Bundeskanzlerin Angela Merkel hat später einmal als politische Folgen der Schleyer-Entführung zwei Punkte genannt: Der Staat dürfe nicht erpressbar sein. Und: In vergleichbaren Situationen müssten Regierung und Opposition zusammenhalten. Schmidt hatte von Anfang an den damaligen Oppositionsführer Helmut Kohl in den „Großen politischen Beratungskreis“ und damit in alle relevanten Entscheidungen eingebunden.

Das Jahr 1977 steht aber auch für eine bis dahin nicht erlebte „Aufrüstung“ des Staates gegen potenzielle Feinde seiner Ordnung im Inneren. Unter dem BKA-Chef Horst Herold entwickelten die Behörden Techniken zur „beobachtenden Fahndung“, die bis heute mit der breiten Sammlung von Personendaten politisch umstritten ist. Der an den Ermittlungen damals selbst beteiligte Staatsanwalt Klaus Pflieger berichtet in seinen Erinnerungen „Gegen den Terror“ von Freunden mit längeren Haaren, die Angst um ihr Leben hatten, als sie damals bei Polizeikontrollen in die Mündung einer Maschinenpistole blickten.

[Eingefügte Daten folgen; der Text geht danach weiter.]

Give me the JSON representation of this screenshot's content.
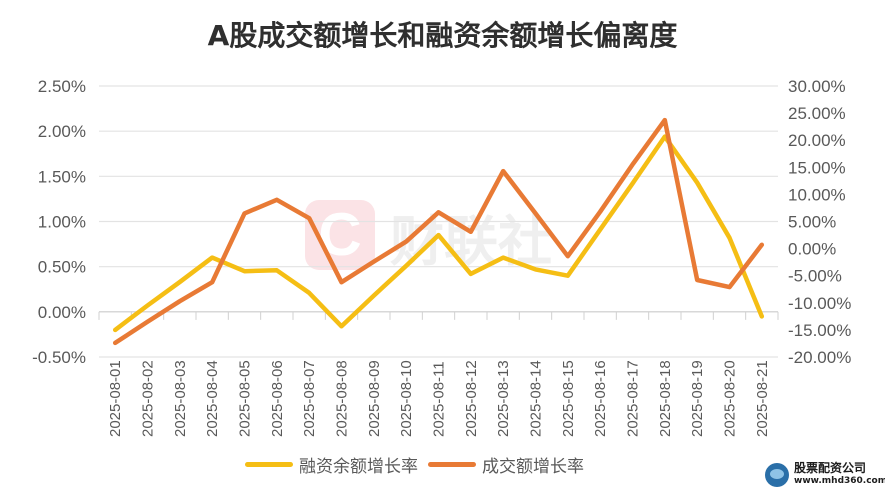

Als der „Deutsche Herbst“ endete, war die Fahndungsbilanz zunächst mager. Gerade einmal neun der später 22 ermittelten Tatverdächtigen waren identifiziert. Zehn von ihnen fanden Unterschlupf in der damaligen DDR. Dennoch zieht RAF-Experte Butz Peters in seinem neuen Standardwerk („1977 – RAF gegen Bundesrepublik“) eine insgesamt positive Bilanz: „Führt man auf Staatsseite die Sichtweisen gegen Jahresende 1977 auf einen kurzen Nenner zusammen, lautet das Fazit: Der Blutzoll war hoch. Aber nur so ließ sich künftiges Unheil vermeiden.“

Der Autor

hat die damaligen Ereignisse hautnah miterlebt. Er war der Redakteur, der sich am 19. Oktober 1977 einschaltete, als eine Frau im Stuttgarter Landesbüro der Deutschen Presse-Agentur anrief, um die RAF-Erklärung zur Ermordung von Hanns Martin Schleyer zu diktieren.